[ Point de vue de Maya ]Trois ans auparavant.
J'avais encore raté mon bus.
Comment ? Aucune idée.
Combien de fois cette semaine ? Je ne savais même plus.La nuit avalait la ville sous un voile d'encre. L'air était glacé, mais ma peau brûlait sous une fine pellicule de sueur.
Parce que je courais.
Parce que je ne pouvais pas m'arrêter.
Pas après ce que je venais de voir.
Le bruit du coup de feu résonnait encore dans mes oreilles.
Le corps d'Amy, effondré au sol.
Le sang qui s'élargissait sous elle comme une ombre poisseuse.
Et surtout... lui.
Ce garçon, debout dans l'obscurité.
L'arme encore fumante dans sa main.
J'avais tout vu.
J'avais vu Amy tomber, sa bouche s'ouvrir comme pour crier un dernier mot... qui ne viendrait jamais. Son regard accrocher le mien, un mélange de choc et de quelque chose d'indéchiffrable dans ses yeux.
Et moi ?
Je n'avais rien fait.
Je ne m'étais pas précipitée vers elle, je ne l'avais pas appelée, je ne m'étais pas interposée.
J'étais restée figée. Puis j'avais fui.
Mes pas résonnaient sur le bitume, rapides, affolés.
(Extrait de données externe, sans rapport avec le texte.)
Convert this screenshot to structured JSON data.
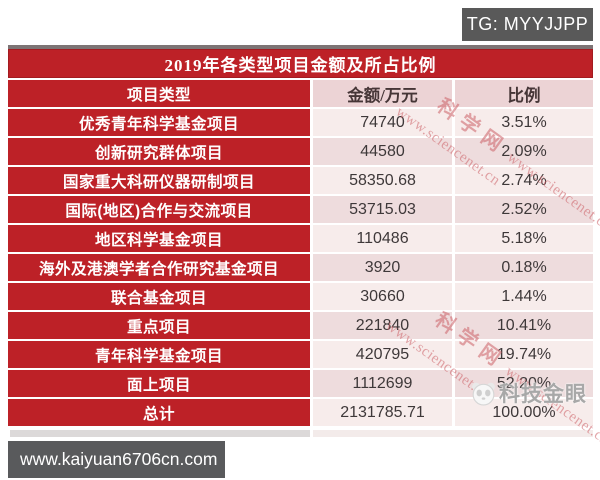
{
  "badges": {
    "tg": "TG: MYYJJPP",
    "url": "www.kaiyuan6706cn.com"
  },
  "watermark": {
    "site": "www.sciencenet.cn",
    "name": "科学网"
  },
  "logo": {
    "label": "科技金眼"
  },
  "chart_data": {
    "type": "table",
    "title": "2019年各类型项目金额及所占比例",
    "headers": [
      "项目类型",
      "金额/万元",
      "比例"
    ],
    "rows": [
      {
        "type": "优秀青年科学基金项目",
        "amount": "74740",
        "ratio": "3.51%"
      },
      {
        "type": "创新研究群体项目",
        "amount": "44580",
        "ratio": "2.09%"
      },
      {
        "type": "国家重大科研仪器研制项目",
        "amount": "58350.68",
        "ratio": "2.74%"
      },
      {
        "type": "国际(地区)合作与交流项目",
        "amount": "53715.03",
        "ratio": "2.52%"
      },
      {
        "type": "地区科学基金项目",
        "amount": "110486",
        "ratio": "5.18%"
      },
      {
        "type": "海外及港澳学者合作研究基金项目",
        "amount": "3920",
        "ratio": "0.18%"
      },
      {
        "type": "联合基金项目",
        "amount": "30660",
        "ratio": "1.44%"
      },
      {
        "type": "重点项目",
        "amount": "221840",
        "ratio": "10.41%"
      },
      {
        "type": "青年科学基金项目",
        "amount": "420795",
        "ratio": "19.74%"
      },
      {
        "type": "面上项目",
        "amount": "1112699",
        "ratio": "52.20%"
      },
      {
        "type": "总计",
        "amount": "2131785.71",
        "ratio": "100.00%"
      }
    ],
    "colors": {
      "accent_red": "#bd2127",
      "header_pink": "#ecd3d5",
      "row_pink_light": "#f7eceb",
      "row_pink_dark": "#eedcdd",
      "watermark": "#cd6167"
    }
  }
}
Mon souffle se coinçait dans ma gorge.
Je ne savais pas où aller.
Je ne savais même pas si je courais pour lui échapper... ou pour échapper à moi-même.
Je me jetai dans une ruelle sombre, plaquant une main tremblante contre ma bouche pour étouffer ma respiration haletante.
Ce n'était pas possible.
Amy était morte.
Celle qui avait été mon ancre. Celle qui m'avait tendu la main quand personne ne l'avait fait.
Je me souviens encore de notre première rencontre, comme si c'était hier.
J'étais nouvelle à l'école. Une étrangère dans un monde où tout le monde semblait déjà avoir trouvé sa place.
Et moi ?
J'étais là, seule.
Le ciel s'était assombri en un instant, une averse soudaine s'abattant sur la cour. Je m'étais précipitée sous un arbre, tentant désespérément de protéger mes livres de la pluie.
Les autres élèves couraient vers l'abri, riant, s'éloignant comme si je n'existais pas.
Mais elle... elle, elle est venue vers moi.
Un parapluie au-dessus de sa tête.
— Hé, toi. Tu veux tomber malade ou quoi pourquoi tu restes la, dit-elle avec un sourire en coin.
J'ai levé les yeux, surprise. Elle était populaire. Aimée. Intouchable.
Pourquoi me parlait-elle, moi ?
— Viens, ajouta-t-elle, ouvrant un peu plus son parapluie. On peut partager.
J'ai hésité.
Puis j'ai hoché la tête.
Et nous avons marché ensemble, sous cette bulle rouge et tremblante, à l'abri du monde.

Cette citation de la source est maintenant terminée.